Jupiter Ascending

Nothing is too over the top or ostentatious for the Wachoswki’s latest crazy space opera.
In many respects Jupiter Ascending is exactly the sort of film you’d imagine the Wachowskis might deliver. It is unashamedly over the top, packed with a raft of exposition and something of an interior designer’s worst nightmare. Chandeliers on a spaceship? Ostentatious gold statues everywhere? Really? Yet buried somewhere in the midst of this smorgasbord of film fantasy motifs is a decent enough idea struggling to make itself heard above the aural and visual din.
A typical low key scene from Jupiter Ascending.

Ok, so Jupiter Jones is the daughter of a Russian woman whose American star gazing husband was killed by gangsters before she was born. Now aged about 20 she works as a cleaner and lives in an overcrowded house that looks like it’s in Moscow but is actually in the States with her extended Russian/ American family You’ll have noticed she is already overburdened with unnecessary backstory; the whole Russian thing just gets in the way and looks like it’s from another film, not the last time something like this happens.
Anyway Jupe as she likes to be called and which precisely nobody calls her (so why mention it?) agrees to donate to a fertility clinic because her half- brother needs cash (!) but the place has been taken over by alien creatures who try to kill her. She’s rescued by an augmented wolf/ man Caine who possesses extraordinarily handy flying boots which get them out of countless scrapes and which nobody else seems to have. Turns out Jupiter is – I think- a sort of re-incarnation of the mother of three quarrelling but powerful siblings who between them rule most of the Universe (!!). Earth is merely a farm for them to harvest humans to keep themselves ageless. Each of the trio want Jupiter for reasons that remain vague but none of which are liable to do her much good while she develops an attraction to Kane who is a former prisoner who had wings but they were removed….(!!!)
And that’s enough plot for any film. Jupiter Ascending seems to be driven mostly by its set pieces which the story is built around however preposterous the narrative leaps may be. Admittedly these sequence do look terrific. The first chase sequence zipping around skyscrapers is rattlingly good setting the tone for a number of similarly frantic affairs and culminating in a crumbling spaceship so gloriously overdone that you can only admire it. Random moments seem to have also been included on a whim in particular a strand about how bees recognise Jupiter as a Queen which, again, seems like another film altogether. Even more anomalous- and also the film’s best sequence- sees our heroine negotiating an arcane Victorian steampunk bureaucracy manned by a battery of eccentric characters. Its great fun but- you guessed it-seems like a different film. Even when the narrative sticks to its course there are echoes of other movies, notably Stargate and Thor and also tv shows like Babylon 5.
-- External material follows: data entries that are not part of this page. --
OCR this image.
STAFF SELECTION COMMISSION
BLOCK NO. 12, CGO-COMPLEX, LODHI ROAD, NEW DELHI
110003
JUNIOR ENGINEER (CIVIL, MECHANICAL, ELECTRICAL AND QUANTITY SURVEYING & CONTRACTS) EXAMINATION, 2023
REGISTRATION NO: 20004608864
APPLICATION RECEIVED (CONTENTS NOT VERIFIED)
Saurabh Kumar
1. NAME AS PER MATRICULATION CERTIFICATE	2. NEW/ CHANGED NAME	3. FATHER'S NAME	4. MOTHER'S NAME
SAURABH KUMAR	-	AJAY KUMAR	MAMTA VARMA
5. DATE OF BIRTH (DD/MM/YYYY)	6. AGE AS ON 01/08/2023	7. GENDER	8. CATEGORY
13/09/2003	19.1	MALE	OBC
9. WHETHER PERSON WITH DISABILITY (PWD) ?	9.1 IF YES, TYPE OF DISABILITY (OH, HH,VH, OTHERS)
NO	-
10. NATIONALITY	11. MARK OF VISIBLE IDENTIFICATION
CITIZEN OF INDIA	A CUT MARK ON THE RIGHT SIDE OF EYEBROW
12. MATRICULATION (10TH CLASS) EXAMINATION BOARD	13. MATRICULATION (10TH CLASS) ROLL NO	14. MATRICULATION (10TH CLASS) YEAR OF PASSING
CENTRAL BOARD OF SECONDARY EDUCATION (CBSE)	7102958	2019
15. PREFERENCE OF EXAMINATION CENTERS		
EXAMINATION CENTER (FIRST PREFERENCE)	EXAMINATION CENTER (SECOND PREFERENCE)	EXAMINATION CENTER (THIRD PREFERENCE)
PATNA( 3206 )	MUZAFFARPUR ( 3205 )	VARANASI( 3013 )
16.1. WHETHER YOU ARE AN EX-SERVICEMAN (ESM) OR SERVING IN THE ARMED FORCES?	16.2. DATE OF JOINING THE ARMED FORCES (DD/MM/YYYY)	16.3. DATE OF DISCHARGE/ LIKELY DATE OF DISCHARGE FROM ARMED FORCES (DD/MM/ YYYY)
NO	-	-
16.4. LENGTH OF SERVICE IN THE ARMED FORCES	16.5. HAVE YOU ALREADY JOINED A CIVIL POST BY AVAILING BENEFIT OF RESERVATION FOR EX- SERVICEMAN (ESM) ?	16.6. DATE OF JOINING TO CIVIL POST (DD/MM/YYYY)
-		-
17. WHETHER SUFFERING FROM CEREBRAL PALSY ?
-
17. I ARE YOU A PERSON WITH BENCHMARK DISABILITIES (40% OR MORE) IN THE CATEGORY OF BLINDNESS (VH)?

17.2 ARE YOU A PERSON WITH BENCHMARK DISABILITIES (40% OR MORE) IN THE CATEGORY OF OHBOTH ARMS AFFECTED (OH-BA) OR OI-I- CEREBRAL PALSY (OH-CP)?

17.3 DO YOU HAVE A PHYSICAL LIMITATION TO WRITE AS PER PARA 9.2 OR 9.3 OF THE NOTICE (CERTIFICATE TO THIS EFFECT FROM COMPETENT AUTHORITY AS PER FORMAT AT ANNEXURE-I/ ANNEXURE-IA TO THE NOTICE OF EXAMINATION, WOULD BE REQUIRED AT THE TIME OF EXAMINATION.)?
It’s to the Wachowskis credit then that they somehow salvage something vaguely involving from this melange. Mila Kunis seems an unlikely choice for the role of Jupiter but her deadpan and sometimes caustic responses to proceedings makes her increasingly likeable. Channing Tatum manages to convey Kane’s thawing emotions with subtlety. Not a quality we can pin to their enemies however. It’s tempting to imagine a parallel universe where it is this film for which Eddie Redmayne wins his Oscar simply because it would be great to see a clip at the ceremony. It’s a performance that suits the film but his choice of a high pitched voice renders his Balem a slightly silly villain. Much better are the flying lizards he uses as henchmen. There are also good reliable performances from a clutch of British actors in supporting roles
There is no doubting that, once it gets going, Jupiter Ascending is exciting to watch in the atmosphere of the 3D IMAX cinema for which it is intended but subject it to any serious scrutiny and its flaws are exposed. Had its makers stripped away some of the clutter it could have been far better but as it stands this is a fun couple of hours but nothing more substantial.
"Ok I've done this NOW BRING ME MY OSCAR!!"